Would it instead be possible to produce a copy of both heaps such that only the subarrays representing each level are sorted? That sounds like strictly less than log(N) * N / 2 * log(N / 2)
operations, plus O(N)
for the comparison, so something like O(N log^2 N)
.
However, this analysis is just off the top of my head, and of course making two allocations sounds entirely inappropriate in a PartialEq
impl.
Trying to help convince myself is why I included the sorting complexity note Basically, if there was an O(n) way to arrange data such that one could do O(log n) contains checks, it'd probably be a standard technique by now. But binary search depends on fully-sorted, and there's a proof for comparison sorts being at best O(n log n).
I think if this were acceptable, then we'd just sort the copy, which brings things back to O(n log n) overall.

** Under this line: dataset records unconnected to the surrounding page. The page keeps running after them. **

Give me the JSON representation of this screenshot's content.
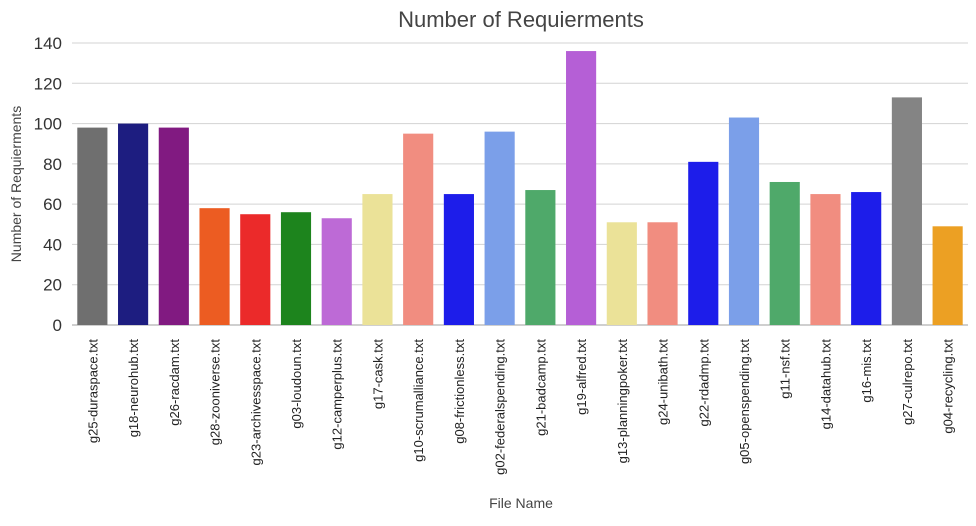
{
  "chart_data": {
    "type": "bar",
    "title": "Number of Requierments",
    "xlabel": "File Name",
    "ylabel": "Number of Requierments",
    "ylim": [
      0,
      140
    ],
    "yticks": [
      0,
      20,
      40,
      60,
      80,
      100,
      120,
      140
    ],
    "grid": "horizontal",
    "categories": [
      "g25-duraspace.txt",
      "g18-neurohub.txt",
      "g26-racdam.txt",
      "g28-zooniverse.txt",
      "g23-archivesspace.txt",
      "g03-loudoun.txt",
      "g12-camperplus.txt",
      "g17-cask.txt",
      "g10-scrumalliance.txt",
      "g08-frictionless.txt",
      "g02-federalspending.txt",
      "g21-badcamp.txt",
      "g19-alfred.txt",
      "g13-planningpoker.txt",
      "g24-unibath.txt",
      "g22-rdadmp.txt",
      "g05-openspending.txt",
      "g11-nsf.txt",
      "g14-datahub.txt",
      "g16-mis.txt",
      "g27-culrepo.txt",
      "g04-recycling.txt"
    ],
    "values": [
      98,
      100,
      98,
      58,
      55,
      56,
      53,
      65,
      95,
      65,
      96,
      67,
      136,
      51,
      51,
      81,
      103,
      71,
      65,
      66,
      113,
      49
    ],
    "colors": [
      "#6f6f6f",
      "#1d1d80",
      "#811a81",
      "#ec5c22",
      "#eb2a2a",
      "#1d841d",
      "#bd6ad6",
      "#ebe298",
      "#f18d80",
      "#1d1dea",
      "#7b9fe9",
      "#4fa96a",
      "#b55fd6",
      "#ebe298",
      "#f18d80",
      "#1d1dea",
      "#7b9fe9",
      "#4fa96a",
      "#f18d80",
      "#1d1dea",
      "#848484",
      "#eca023"
    ]
  }
}
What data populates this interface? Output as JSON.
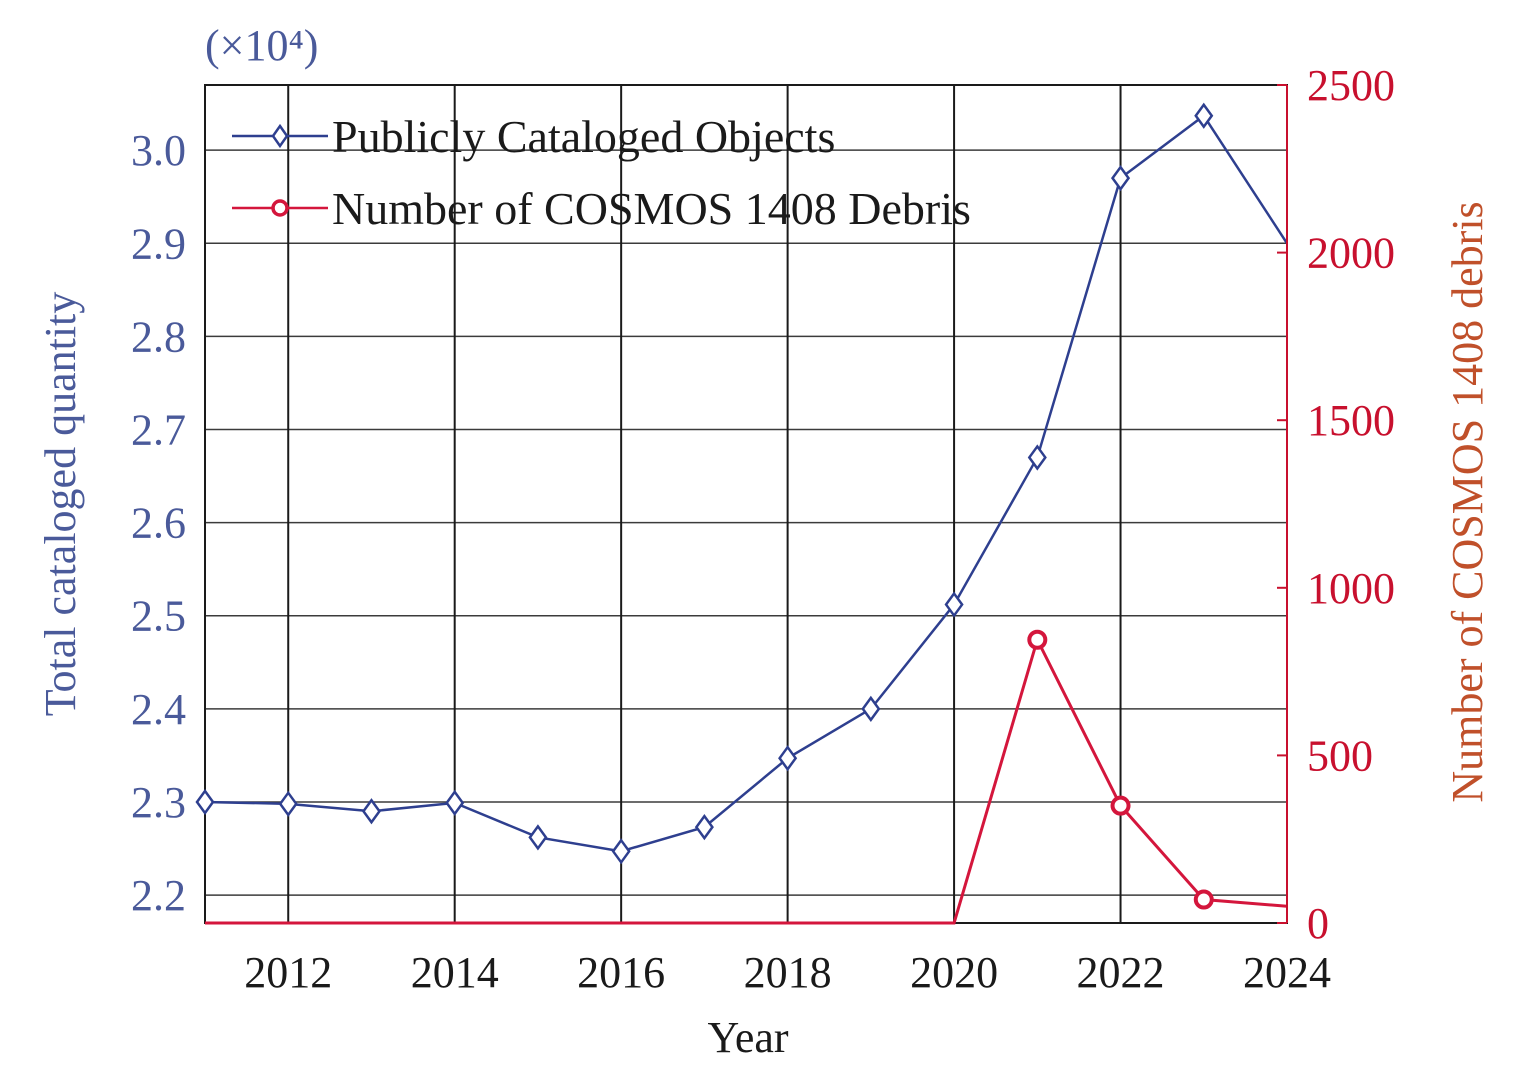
{
  "colors": {
    "left_axis": "#4a5a9a",
    "right_axis": "#c8102e",
    "right_axis_title": "#c0502a",
    "series_blue": "#2e3f8f",
    "series_red": "#d4163c",
    "grid": "#1a1a1a"
  },
  "chart_data": {
    "type": "line",
    "xlabel": "Year",
    "ylabel_left": "Total cataloged quantity",
    "ylabel_right": "Number of COSMOS 1408 debris",
    "left_multiplier": "(×10⁴)",
    "xlim": [
      2011,
      2024
    ],
    "ylim_left": [
      2.17,
      3.07
    ],
    "ylim_right": [
      0,
      2500
    ],
    "x_ticks": [
      "2012",
      "2014",
      "2016",
      "2018",
      "2020",
      "2022",
      "2024"
    ],
    "left_ticks": [
      "2.2",
      "2.3",
      "2.4",
      "2.5",
      "2.6",
      "2.7",
      "2.8",
      "2.9",
      "3.0"
    ],
    "right_ticks": [
      "0",
      "500",
      "1000",
      "1500",
      "2000",
      "2500"
    ],
    "grid": true,
    "legend_position": "top-left",
    "series": [
      {
        "name": "Publicly Cataloged Objects",
        "axis": "left",
        "marker": "diamond",
        "x": [
          2011,
          2012,
          2013,
          2014,
          2015,
          2016,
          2017,
          2018,
          2019,
          2020,
          2021,
          2022,
          2023,
          2024
        ],
        "y": [
          2.3,
          2.298,
          2.29,
          2.299,
          2.262,
          2.247,
          2.273,
          2.347,
          2.4,
          2.512,
          2.67,
          2.97,
          3.037,
          2.9
        ],
        "marker_mask": [
          true,
          true,
          true,
          true,
          true,
          true,
          true,
          true,
          true,
          true,
          true,
          true,
          true,
          false
        ]
      },
      {
        "name": "Number of COSMOS 1408 Debris",
        "axis": "right",
        "marker": "circle",
        "x": [
          2011,
          2020,
          2021,
          2022,
          2023,
          2024
        ],
        "y": [
          0,
          0,
          845,
          350,
          70,
          50
        ],
        "marker_mask": [
          false,
          false,
          true,
          true,
          true,
          false
        ]
      }
    ]
  }
}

Then I think the easiest solution is to manually implement PartialEq
for the struct(s) that contain the BinaryHeap.
Ideally it should be possible to just use derivative (or other custom derive crate) and derive a (cfg(test) only?) comparison function with a custom one specified for the binary heap field of the struct. Though I'm not sure if I'd myself judge the dependency to pull its weight.

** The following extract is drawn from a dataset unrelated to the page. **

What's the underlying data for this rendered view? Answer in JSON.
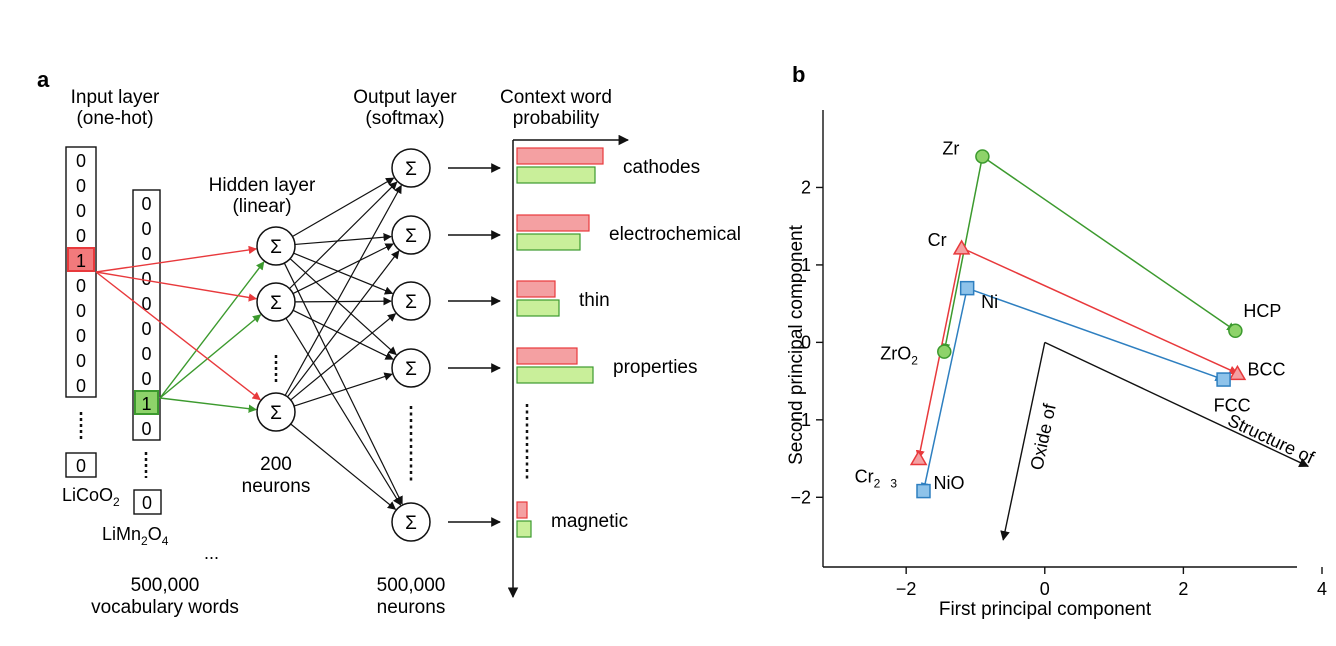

I did something similar. I created a wrapper for BinaryHeap
:
pub struct ComparableBinaryHeap<T: Ord>(BinaryHeap<T>);
with Deref
and DerefMut
impls and then defined a PartialEq
impl only for tests:
#[cfg(test)]
impl<T: PartialEq + Ord> PartialEq for ComparableBinaryHeap<T> {
fn eq(&self, other: &Self) -> bool {
// ...
}
}
And, in the outermost struct, derived PartialEq
only for tests:
#[cfg_attr(test, derive(PartialEq))]
pub struct StructToTest {
heap: ComparableBinaryHeap<Foo>,
// fields omitted...
}
It's ugly, but makes the tests a lot less fragile.
I haven't used derivative
before but it looks like that approach would be much better, as I wouldn't have to define a mostly useless wrapper.
Yep. Much better! Thanks for the tip.
This topic was automatically closed 90 days after the last reply. New replies are no longer allowed.